Why Ghana and Nigeria are like Twin Brothers
If Ghanaians want to compare Ghana to any other country in West Africa it will not be Liberia, it will not be Cote d’Ivoire, it will also not be Burkina Faso, and neither will it be Togo nor Benin. It shall be Nigeria.
People in these two countries will ignore all other West African countries and compare themselves to each other in anything. The rivalry is deep.
One factor that undoubtedly accounts for this deep-rooted rivalry or better still, friendship is the fact that both were under the same colonial master and therefore had the same training.
Independence from colonial rule was not handed to them on a silver platter. Both had to fight for it and once Ghana had it, it was a matter of course for Nigeria who had it three years later.
There were only four countries in West Africa that belonged to the British Commonwealth and spoke the English language as their second and official language. They were the Gambia, Sierra Leone, Ghana and Nigeria.
The only thing Ghana does not come near Nigeria is Nigeria’s size and population. Only few countries on the continent can compare.

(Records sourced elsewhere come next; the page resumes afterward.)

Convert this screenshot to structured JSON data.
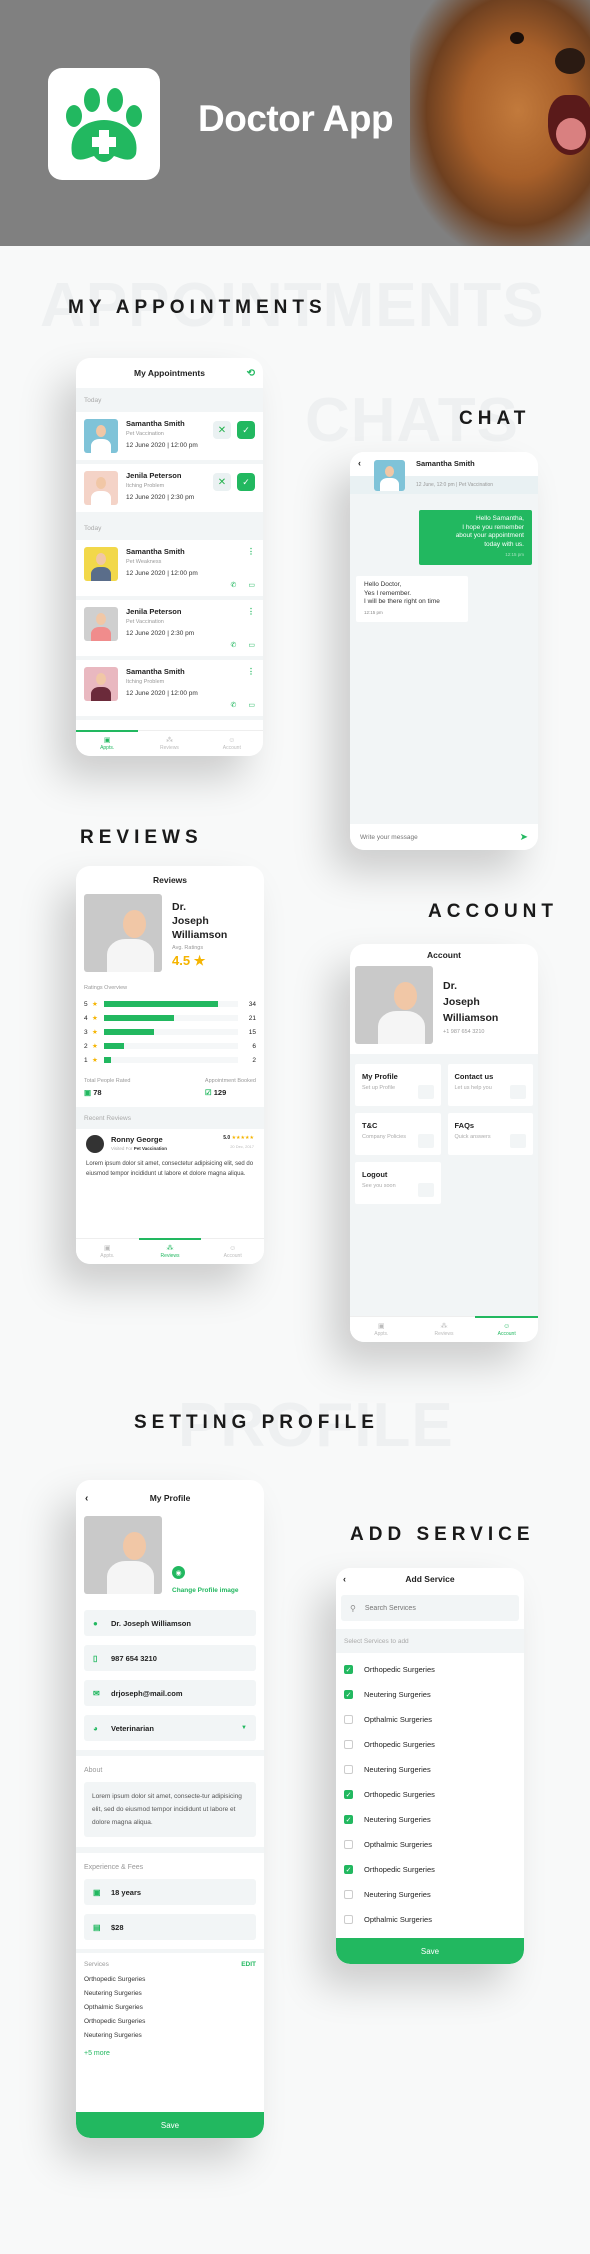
{
  "hero": {
    "title": "Doctor App",
    "logo_icon": "paw-medical-cross-icon"
  },
  "sections": {
    "appointments": {
      "title": "MY APPOINTMENTS",
      "watermark": "APPOINTMENTS"
    },
    "chat": {
      "title": "CHAT",
      "watermark": "CHATS"
    },
    "reviews": {
      "title": "REVIEWS"
    },
    "account": {
      "title": "ACCOUNT"
    },
    "profile": {
      "title": "SETTING PROFILE",
      "watermark": "PROFILE"
    },
    "add_service": {
      "title": "ADD SERVICE"
    }
  },
  "appointments_screen": {
    "header": "My Appointments",
    "history_icon": "history-icon",
    "group1_label": "Today",
    "pending": [
      {
        "name": "Samantha Smith",
        "reason": "Pet Vaccination",
        "when": "12 June 2020 | 12:00 pm"
      },
      {
        "name": "Jenila Peterson",
        "reason": "Itching Problem",
        "when": "12 June 2020 | 2:30 pm"
      }
    ],
    "group2_label": "Today",
    "confirmed": [
      {
        "name": "Samantha Smith",
        "reason": "Pet Weakness",
        "when": "12 June 2020 | 12:00 pm"
      },
      {
        "name": "Jenila Peterson",
        "reason": "Pet Vaccination",
        "when": "12 June 2020 | 2:30 pm"
      },
      {
        "name": "Samantha Smith",
        "reason": "Itching Problem",
        "when": "12 June 2020 | 12:00 pm"
      }
    ]
  },
  "tabs": {
    "appts": "Appts.",
    "reviews": "Reviews",
    "account": "Account"
  },
  "chat_screen": {
    "contact_name": "Samantha Smith",
    "meta": "12 June,  12:0 pm   |   Pet Vaccination",
    "messages": [
      {
        "from": "doctor",
        "text_lines": [
          "Hello Samantha,",
          "I hope you remember",
          "about your appointment",
          "today with us."
        ],
        "time": "12:15 pm"
      },
      {
        "from": "patient",
        "text_lines": [
          "Hello  Doctor,",
          "Yes I remember.",
          "I will be there right  on time"
        ],
        "time": "12:15 pm"
      }
    ],
    "input_placeholder": "Write your message"
  },
  "reviews_screen": {
    "header": "Reviews",
    "doctor_name_lines": [
      "Dr.",
      "Joseph",
      "Williamson"
    ],
    "avg_label": "Avg. Ratings",
    "avg_value": "4.5",
    "overview_label": "Ratings Overview",
    "ratings": [
      {
        "stars": "5",
        "count": 34
      },
      {
        "stars": "4",
        "count": 21
      },
      {
        "stars": "3",
        "count": 15
      },
      {
        "stars": "2",
        "count": 6
      },
      {
        "stars": "1",
        "count": 2
      }
    ],
    "total_label": "Total People Rated",
    "total_value": "78",
    "booked_label": "Appointment Booked",
    "booked_value": "129",
    "recent_label": "Recent Reviews",
    "review": {
      "name": "Ronny George",
      "visited_prefix": "Visited For",
      "visited_for": "Pet Vaccination",
      "score": "5.0",
      "stars": "★★★★★",
      "date": "20 Dec, 2017",
      "text": "Lorem ipsum dolor sit amet, consectetur adipisicing elit, sed do eiusmod tempor incididunt ut labore et dolore magna aliqua."
    }
  },
  "account_screen": {
    "header": "Account",
    "doctor_name_lines": [
      "Dr.",
      "Joseph",
      "Williamson"
    ],
    "phone": "+1 987 654 3210",
    "tiles": [
      {
        "title": "My Profile",
        "subtitle": "Set up Profile",
        "icon": "wallet-icon"
      },
      {
        "title": "Contact us",
        "subtitle": "Let us help you",
        "icon": "mail-icon"
      },
      {
        "title": "T&C",
        "subtitle": "Company Policies",
        "icon": "clipboard-icon"
      },
      {
        "title": "FAQs",
        "subtitle": "Quick answers",
        "icon": "info-icon"
      },
      {
        "title": "Logout",
        "subtitle": "See you soon",
        "icon": "exit-icon"
      }
    ]
  },
  "profile_screen": {
    "header": "My Profile",
    "change_image": "Change Profile image",
    "fields": {
      "name": "Dr. Joseph Williamson",
      "phone": "987 654 3210",
      "email": "drjoseph@mail.com",
      "role": "Veterinarian"
    },
    "about_label": "About",
    "about_text": "Lorem ipsum dolor sit amet, consecte-tur adipisicing elit, sed do eiusmod tempor incididunt ut labore et dolore magna aliqua.",
    "exp_label": "Experience & Fees",
    "experience": "18 years",
    "fee": "$28",
    "services_label": "Services",
    "edit_label": "EDIT",
    "services": [
      "Orthopedic Surgeries",
      "Neutering Surgeries",
      "Opthalmic Surgeries",
      "Orthopedic Surgeries",
      "Neutering Surgeries"
    ],
    "more": "+5 more",
    "save": "Save"
  },
  "add_service_screen": {
    "header": "Add Service",
    "search_placeholder": "Search Services",
    "select_label": "Select Services to add",
    "items": [
      {
        "label": "Orthopedic Surgeries",
        "checked": true
      },
      {
        "label": "Neutering Surgeries",
        "checked": true
      },
      {
        "label": "Opthalmic Surgeries",
        "checked": false
      },
      {
        "label": "Orthopedic Surgeries",
        "checked": false
      },
      {
        "label": "Neutering Surgeries",
        "checked": false
      },
      {
        "label": "Orthopedic Surgeries",
        "checked": true
      },
      {
        "label": "Neutering Surgeries",
        "checked": true
      },
      {
        "label": "Opthalmic Surgeries",
        "checked": false
      },
      {
        "label": "Orthopedic Surgeries",
        "checked": true
      },
      {
        "label": "Neutering Surgeries",
        "checked": false
      },
      {
        "label": "Opthalmic Surgeries",
        "checked": false
      }
    ],
    "save": "Save"
  },
  "colors": {
    "accent": "#22b860",
    "star": "#f5b400",
    "surface": "#f2f5f6",
    "hero_bg": "#808080"
  }
}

In the 1950’s when we were at primary school we had Nigerian children among us. I remember names like Wabi Lagos, Karimu Lagos, Rasaki Lagos and Adeyemi Lagos. Their parents were mostly traders and we all lived together in our rural village peacefully.
Rivalry in Football
Ghana’s rivalry with Nigeria can be found in sports and especially in football. When teams from both countries are going to clash, be it friendly or tournament the hype is great and no team wants to be the loser. It has been like this over a long time and recently when Nigeria lost to Ghana in the World Cup play-off on their own soil it was a disaster for them. It wasn’t an easy feeling and the pain is still lingering in their hearts.
In previous groupings for the World Cup the next group Ghanaians would like to know after knowing their own is that of Nigeria. They like to know when the two will meet. If one of them fails to qualify the loser is behind the winner.

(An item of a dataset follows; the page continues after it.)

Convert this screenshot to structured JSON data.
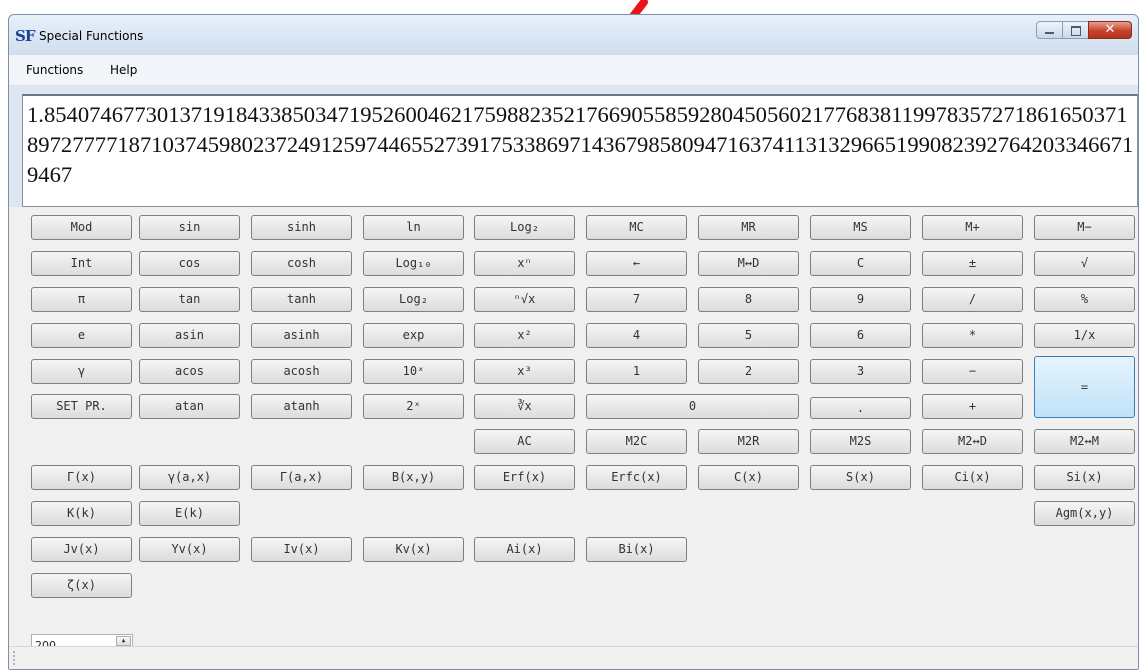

Despite their painful loss to Ghana, Nigerians shall surely rally support for Ghana in their group match against South Korea, at least for West African solidarity.
Citizens of these two countries depend on each other for economic survival when the economy of one is in distress.
Nigerians have migrated to live and work in Ghana to make better their economic well-being. They did it in the colonial times and are still doing it now. In Ghana now Nigerians have dominated the mobile phone trade. If it weren’t Ghana where would they go?
Likewise for Ghanaians a lot of them ran to seek economic refuge in Nigeria during the early days of the Rawlings era. Mostly young men who could have stayed to help build their country fled to Nigeria, booming in oil trade by then provided a safe haven for them to seek economic refuge. If it weren’t Nigeria where would they go?
It is a good thing for both countries to cushion one another’s citizens in times of economic difficulties. That’s what brotherhood stands for.
Aliens Compliance Order
In around 1972 the Aliens Compliance order by the Progress Party government of Ghana expelling illegal aliens staying in Ghana affected Nigerians more than any other nationality.
When a similar thing occurred in Nigeria some years later it was mostly Ghanaians who were affected. This occurred in two phases and the second one which occurred in 1984 was described by observers as the greatest movement of people across a border after the mass exodus of the Israelites from Egypt.
In the area of movie production Nigerians lead Ghana but have collaborated well with Ghanaians. Here there is collaboration rather than rivalry and this has improved the performance of Ghanaians in acting and in movie production.
Nigerian Traders in Ghana
Quite recently there has been some wrangling between the two countries over Nigerian traders in Ghana. Ghanaian law prohibits foreigners from engaging in retail trade but Nigerians are engaged in it to the disadvantage of Ghanaians.
When Ghanaian traders complain the Nigerians say Ecowas protocols allow free movement and trade among people in the sub-region.
In a recent development some shops of Nigerian traders were forcefully closed by Ghanaian authorities and this issue rose to the highest level compelling Nigerian Head of State to advise his Ghanaian counterpart to treat his citizens fairly.
This has unfortunately appeared to have resulted in weakening the friendship.
Even if diplomatic relations turn sour and borders get closed the citizens of both countries will continue as partners in trade and commerce as well as in seeking economic refuge in each other’s country when the situation demands.
That has been the trend over decades and it will be difficult for any government to ban travel or trade between citizens of the two countries.